My husband, who is a source of boundless support and love, and our dog, Moosey, an almost 16-year-old Boxer mix who brings happiness everywhere she goes. — Brandy H.

In 2020 I am grateful for my sister and mother, who have been such a strong support system for me. I am also grateful for my awesome therapist. — Deige W.

Something I’m grateful for in 2020 is reaching 13 years of being clean and sober. — Daniel G.

The gift of time to step off life’s treadmill and reflect on what I would like my future to look like after COVID. — Cynthia A.

Delivery service for groceries and food from various eating places. I’ve met some great people, who were so happy to have a job. — Brenda K.

My husband. He’s been an incredible support through some of the most trying moments. Losing my mother to COVID was swift and unexpected. He understands that grief isn’t just a few days off and I’m thankful for that. He’s also helpful with my work, picking me up on my in-office days and reminding me to eat breakfast. — Chantelle M.

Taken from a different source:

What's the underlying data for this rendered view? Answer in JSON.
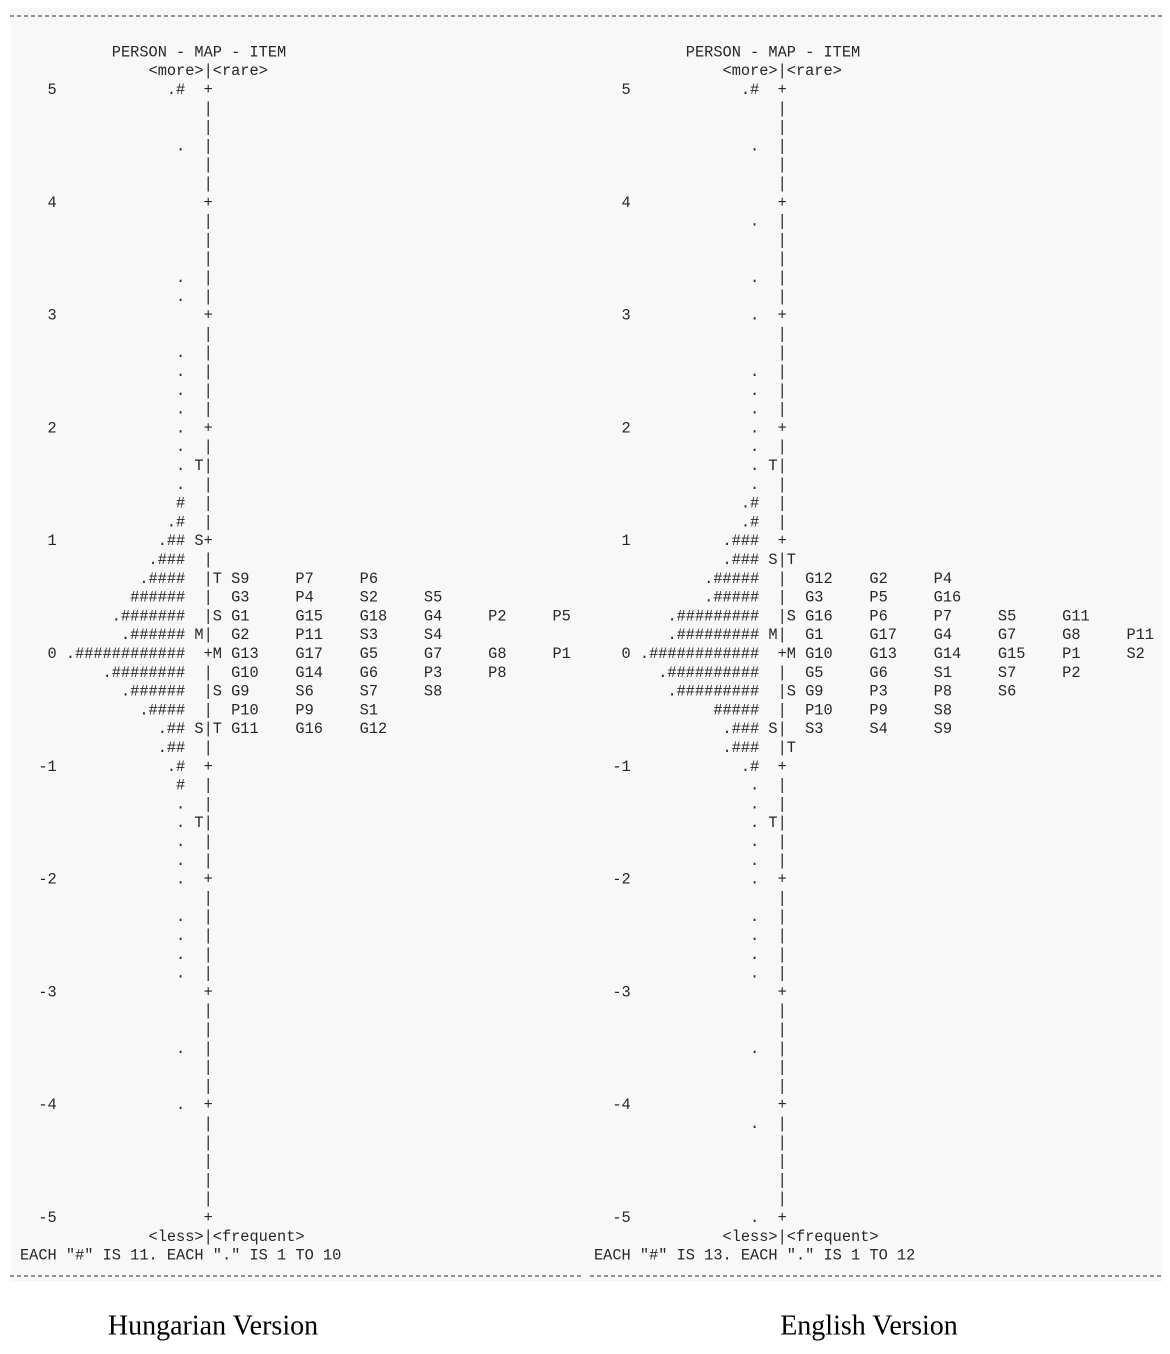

I’m grateful for my university in doing everything possible for faculty, staff, and students to connect and succeed in these new and continually changing circumstances of the pandemic:  people working together for one purpose of helping people. — Beth M.

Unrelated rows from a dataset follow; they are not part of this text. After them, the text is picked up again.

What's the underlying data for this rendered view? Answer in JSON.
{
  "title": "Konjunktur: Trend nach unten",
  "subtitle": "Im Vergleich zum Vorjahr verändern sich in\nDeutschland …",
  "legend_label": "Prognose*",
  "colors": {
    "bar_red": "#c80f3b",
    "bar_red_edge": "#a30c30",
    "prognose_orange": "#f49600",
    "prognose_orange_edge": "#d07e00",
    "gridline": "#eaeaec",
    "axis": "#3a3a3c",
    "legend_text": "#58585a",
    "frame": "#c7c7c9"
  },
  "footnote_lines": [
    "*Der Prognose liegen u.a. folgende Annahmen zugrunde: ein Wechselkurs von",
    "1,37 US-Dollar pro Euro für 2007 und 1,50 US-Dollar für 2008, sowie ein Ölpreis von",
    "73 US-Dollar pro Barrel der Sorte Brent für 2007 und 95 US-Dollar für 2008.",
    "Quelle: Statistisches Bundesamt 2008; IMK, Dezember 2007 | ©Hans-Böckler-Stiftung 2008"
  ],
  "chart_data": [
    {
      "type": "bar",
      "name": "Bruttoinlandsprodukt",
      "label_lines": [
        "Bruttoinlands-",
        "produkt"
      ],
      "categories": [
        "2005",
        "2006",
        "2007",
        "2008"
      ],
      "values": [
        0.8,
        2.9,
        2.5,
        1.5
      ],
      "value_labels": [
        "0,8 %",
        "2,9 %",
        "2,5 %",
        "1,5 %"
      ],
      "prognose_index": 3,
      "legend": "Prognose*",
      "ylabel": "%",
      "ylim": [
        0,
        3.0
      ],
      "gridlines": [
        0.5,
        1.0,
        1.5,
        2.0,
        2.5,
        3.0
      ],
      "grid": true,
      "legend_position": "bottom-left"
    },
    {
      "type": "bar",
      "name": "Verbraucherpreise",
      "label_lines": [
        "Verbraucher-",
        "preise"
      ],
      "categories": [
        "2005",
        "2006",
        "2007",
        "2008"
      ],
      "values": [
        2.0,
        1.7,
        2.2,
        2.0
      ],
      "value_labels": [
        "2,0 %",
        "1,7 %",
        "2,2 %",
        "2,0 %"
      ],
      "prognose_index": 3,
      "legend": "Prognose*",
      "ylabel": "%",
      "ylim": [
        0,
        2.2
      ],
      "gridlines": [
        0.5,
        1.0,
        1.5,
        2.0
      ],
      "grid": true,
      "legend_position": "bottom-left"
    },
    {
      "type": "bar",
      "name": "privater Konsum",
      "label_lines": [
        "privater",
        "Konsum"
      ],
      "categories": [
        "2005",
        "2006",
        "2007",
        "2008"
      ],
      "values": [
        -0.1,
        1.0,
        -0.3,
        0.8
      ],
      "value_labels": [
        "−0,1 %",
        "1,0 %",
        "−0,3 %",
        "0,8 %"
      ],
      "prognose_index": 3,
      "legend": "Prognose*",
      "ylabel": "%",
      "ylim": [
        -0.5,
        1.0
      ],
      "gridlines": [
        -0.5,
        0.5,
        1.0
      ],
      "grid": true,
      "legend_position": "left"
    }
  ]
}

My husband — he was so attentive of my needs (more than ever). He learned more about my condition. I felt he was afraid of losing me. — Denise S.

Very thankful to God. Because despite being a different year and with many challenges, I never gave up and there was always something that gave me a ray of light and hope when I thought I could no longer do it. Although there were periods in which I did not feel good in health, I was able to cope with it and get back to feeling good. — Wigna C.

What are you looking forward to in the new year?

I’m excited about having the energy to dig into health symptoms I haven’t had the energy to pay attention to, because 2020 allowed me to stay home and rest. I have a little more energy to do things I’ve been putting off. I’m really eager to get to the bottom of things and get answers. — Charis H.

In 2021, I’m grateful for a new executive branch for our country. It has been a rough four years and I am grateful to be turning a new, more positive page. — Ashley K.

Sleep and spending time with my husband Alvin of 25 years and our dog Flappy, a beagle who is 2. — Diane T.

I’m an extrovert, so I’m looking forward to socializing with my friends.  I’m looking forward to traveling after I’ve been vaccinated. — Frances D.

Hugging my friends and their children. — Brandy H.

In the new year I look forward to more blessings for my family, as well as a new home and a new puppy. — Deige W.

One of my goals for 2021 is to put myself out there more and to share my experiences with the Latino community in Spanish. — Daniel G.

Venturing out in my decked-out SUV for camping trips. — Cynthia A.

Advocating for the National Brain Tumor Society. Looking forward to working with President-Elect Joe Biden’s Administration, as he knows firsthand what it’s like to lose someone to brain cancer. — Brenda K.

I hope to see family and friends without an electronic device involved. — Chantelle M.

I’m looking forward to being a first-time grandmother and (hopefully) book author in 2021. —Beth M.

For COVID to end and to be able to be with the family again, because we learned to value life and family more.  — Denise S.

Being able to be in contact with the people I love and with the people who are important to me, including my friends and my family from this foundation. — Wigna C.